Earlier this year I watched a Dr. Oz segment where a psychiatrist suggested coping techniques for those of us who struggle with immediately jumping to Worst Case Scenario explanations. Occasionally I go there too soon, without justified reason and rile myself up unnecessarily. The psychiatrist offered this advice: instead of assuming the worst, think the opposite; assume just as extreme in the best case scenario. For instance, if I haven’t talked to my sister on the phone in a day, don’t assume she crashed her car into a snowy ditch on the roads of Maine; instead, assume she won the lottery and jetted off to Europe real quick (without telling me?!).
This morning my husband drove my daughter to school and forgot his cell phone. Actually, I’ll clarify to say he deliberately chose not to bring it because when my teenage son suggested he bring it, my husband retaliated that he was only traveling a mile away.

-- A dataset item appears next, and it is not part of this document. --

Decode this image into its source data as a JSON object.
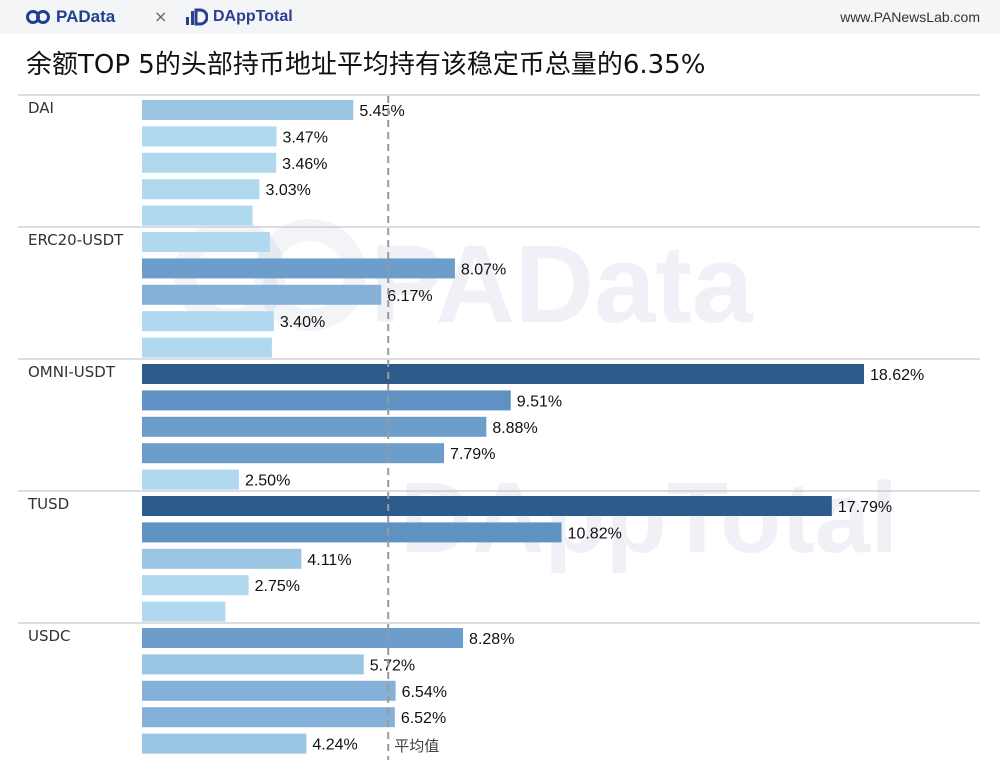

It’s an hour later and my husband isn’t home yet. Where can he be? Logically I begin: Maybe he ran into a friend and got into a long conversation about the electoral college? Maybe he decided to grab some bagels on the way home? Only both of those things would still have had him home by now. I review the morning in my head. My husband had mentioned he didn’t feel so great; a little nauseated. He said maybe some fresh air would help. Perhaps he’s standing on a corner deep breathing into his asshole? (His words, not mine.) These are the coherent scenarios I discount immediately.
Of course, it seems absurd to ponder he had a heart attack; he’s a young healthy guy. Yet, I’m staring at the phone waiting for a strange number to reveal itself on the caller ID and it might be a Lieutenant Smith from the Fort Lee police telling me they found my name and number in my husband’s wallet in case of emergency. I hope he moved that card into his new wallet otherwise it’ll be hours before they find me.
My son jokes he’s having a secret affair. I laugh, thinking in the old days my jealous rage would have instantly gone in the cheating direction, but that’s not as scary as dead. Every door slam down the hall makes me crane my neck; my stomach is in a knot. Seriously where is he? I try the extreme good scenarios: maybe he went grocery shopping on his own… or … Nothing. My brain is stuck on dead.
He finally walks in an hour later, hair disheveled (or sexed up) if he’d been sleeping.
“Where have you been?” I ask.
“I just sat in the car in the garage for a few minutes. I told you I didn’t feel good,” he says. He’s looking at me like I’m the asshole.
“You could have come upstairs to sleep,” I say and the lump travels from my stomach to my throat and I burst into tears. “You were missing for over an hour. I was so worried.”
“Sorry,” he says and it doesn’t make me feel any better knowing I’m the type of wife from which a husband has to hide in the car.
Maybe this incident will serve as future evidence to remind me not to jump to worst case scenario; better to assume your husband is being slightly inconsiderate. Only he will plead not guilty, insisting it was not his intention to worry me, and contending he is just the illiterate version of time; the direct opposite of me, the daughter of “the Nazi of time,” who can guess the time accurately within five minutes any time of day.